Bus service in the morning and evening from this station to the I88 businesses might just work for reverse commuters.
My guess is that developers would be attracted to build condos and offices near the new and improved station linking Naperville to the world.
Sure gridlock costs money in wasted gas. For the most part, there is no way to cure it unless you limit when and where people can drive. They have done this in London with a vehicle tax for every trip into that city. Personally, I don't want to be charged to drive in any city. Bus routes in the far flung suburbs are not feasible, as people live to far apart to make it work. It doesn't really even work in the city as the constant doomsday route cuts and bailouts show.
Car pooling might work for a select few, but how many people live next door, or even within 5 miles of those they work with?
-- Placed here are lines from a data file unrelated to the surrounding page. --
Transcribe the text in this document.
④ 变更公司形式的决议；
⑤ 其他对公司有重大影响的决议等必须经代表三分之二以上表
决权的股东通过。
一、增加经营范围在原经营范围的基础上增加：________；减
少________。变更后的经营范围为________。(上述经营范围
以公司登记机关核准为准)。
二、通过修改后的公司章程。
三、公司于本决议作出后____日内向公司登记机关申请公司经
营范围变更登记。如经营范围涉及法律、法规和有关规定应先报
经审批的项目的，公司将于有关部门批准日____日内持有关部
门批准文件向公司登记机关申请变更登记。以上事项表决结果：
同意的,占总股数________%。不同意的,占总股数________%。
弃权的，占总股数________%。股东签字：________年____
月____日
Mass transit just means mass taxation, and as noted above, is not really a viable answer. Those who use bikes are limited to close places; not really the answer for people who drive 15 or more miles to work.
In all honesty, I think we are stuck with the transportation system we have just because of the way the suburbs grew out of the city.
How many east/west and north/south thru streets does the city have?
That is why we have grid lock. (You really can't use the term "grid lock" in Naperville, because there is not a "grid" of streets.)